# What's the best (simplest) Wordpress Paypal checkout plugin (for tees)



## nightofjoy (Apr 11, 2014)

Hi.

My site is built on Wordpress and I'm looking for an easy to set up checkout plugin for paypal, ideally designed for clothing applications. 

It'll need size options, shipping, and a SOLD OUT marker as sizes & designs sell.

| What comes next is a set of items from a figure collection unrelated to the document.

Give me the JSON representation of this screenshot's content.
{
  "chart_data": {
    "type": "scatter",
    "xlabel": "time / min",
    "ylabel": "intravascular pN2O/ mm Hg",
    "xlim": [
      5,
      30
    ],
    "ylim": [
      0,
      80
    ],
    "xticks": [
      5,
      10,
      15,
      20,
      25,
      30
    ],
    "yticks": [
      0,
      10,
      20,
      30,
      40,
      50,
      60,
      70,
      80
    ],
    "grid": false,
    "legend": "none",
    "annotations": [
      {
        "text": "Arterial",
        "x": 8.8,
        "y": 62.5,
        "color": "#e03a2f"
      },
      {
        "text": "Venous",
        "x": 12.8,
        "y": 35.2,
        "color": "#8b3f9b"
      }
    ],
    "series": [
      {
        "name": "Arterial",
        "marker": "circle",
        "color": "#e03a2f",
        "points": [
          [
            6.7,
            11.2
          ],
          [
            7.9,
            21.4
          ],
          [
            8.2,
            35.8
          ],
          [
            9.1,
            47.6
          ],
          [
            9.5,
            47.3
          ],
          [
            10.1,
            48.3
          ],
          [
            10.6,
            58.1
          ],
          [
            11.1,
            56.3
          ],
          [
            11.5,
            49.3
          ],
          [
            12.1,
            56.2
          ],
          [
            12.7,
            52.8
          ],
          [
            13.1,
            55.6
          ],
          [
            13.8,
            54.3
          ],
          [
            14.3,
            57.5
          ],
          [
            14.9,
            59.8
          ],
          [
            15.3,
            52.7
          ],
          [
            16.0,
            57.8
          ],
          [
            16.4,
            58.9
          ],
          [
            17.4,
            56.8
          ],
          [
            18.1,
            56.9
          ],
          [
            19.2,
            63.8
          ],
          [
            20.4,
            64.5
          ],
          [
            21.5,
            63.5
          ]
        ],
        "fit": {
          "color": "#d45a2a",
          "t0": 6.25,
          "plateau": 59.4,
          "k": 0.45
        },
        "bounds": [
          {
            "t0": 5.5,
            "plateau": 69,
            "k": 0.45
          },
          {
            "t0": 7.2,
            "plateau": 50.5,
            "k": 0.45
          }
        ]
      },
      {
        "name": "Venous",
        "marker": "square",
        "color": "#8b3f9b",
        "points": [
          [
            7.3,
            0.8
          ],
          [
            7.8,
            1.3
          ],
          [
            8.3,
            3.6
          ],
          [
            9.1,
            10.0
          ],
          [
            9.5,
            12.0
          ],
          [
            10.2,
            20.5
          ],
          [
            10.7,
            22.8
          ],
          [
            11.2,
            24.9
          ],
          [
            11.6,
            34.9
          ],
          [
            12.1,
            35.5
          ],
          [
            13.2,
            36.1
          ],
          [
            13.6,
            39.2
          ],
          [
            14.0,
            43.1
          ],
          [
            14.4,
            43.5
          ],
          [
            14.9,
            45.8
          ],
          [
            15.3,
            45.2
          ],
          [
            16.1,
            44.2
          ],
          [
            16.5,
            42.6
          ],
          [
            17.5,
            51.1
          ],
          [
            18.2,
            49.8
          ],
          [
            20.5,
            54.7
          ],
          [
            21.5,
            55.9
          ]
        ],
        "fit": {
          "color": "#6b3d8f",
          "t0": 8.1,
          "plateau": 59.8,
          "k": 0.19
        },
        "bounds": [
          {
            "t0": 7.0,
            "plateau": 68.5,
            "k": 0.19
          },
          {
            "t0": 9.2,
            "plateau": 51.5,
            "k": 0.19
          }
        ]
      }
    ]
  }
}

Anyone have any experience in this area?

Thanks.


----------



## splathead (Dec 4, 2005)

I've heard good things about Woo. WooCommerce - a free eCommerce toolkit for WordPress


----------



## nightofjoy (Apr 11, 2014)

Hi. Yeah, I've hear of Woo, but I really am a web novice and it has a lot more features than I need and I may struggle to set it up :-/


----------



## splathead (Dec 4, 2005)

nightofjoy said:


> Hi. Yeah, I've hear of Woo, but I really am a web novice and it has a lot more features than I need and I may struggle to set it up :-/


It's Wordpress, how difficult can it be? It's free, give it a shot, even if you have to use a dummy test site.


----------



## nightofjoy (Apr 11, 2014)

Seriously, I haven't got to grips in over two years haha


----------



## Dom1994 (Jan 14, 2015)

nightofjoy said:


> Seriously, I haven't got to grips in over two years haha


Are you still looking for help?


----------



## nightofjoy (Apr 11, 2014)

Yeah, getting to grips with some elements but still need help, thanks


----------



## Dom1994 (Jan 14, 2015)

nightofjoy said:


> Yeah, getting to grips with some elements but still need help, thanks


Have you considered using an alternative to Wordpress? They cost a bit more, but make the Ecommerce a breeze.


----------



## Biverson (Oct 20, 2014)

If Woo is a little too much I'd suggest going to a fully hosted platform. There are lots of videos and tutorials on how to set up Woo though. It will just take some time.


----------



## ericwin (Jan 26, 2012)

Checkout the Wordpress eStore plugin - it is less complicated than Woo Commerce and I think it can do what you are looking for. I think there is a free version and a premium version you have to pay for if you need its advanced features.

Good luck.

Eric


----------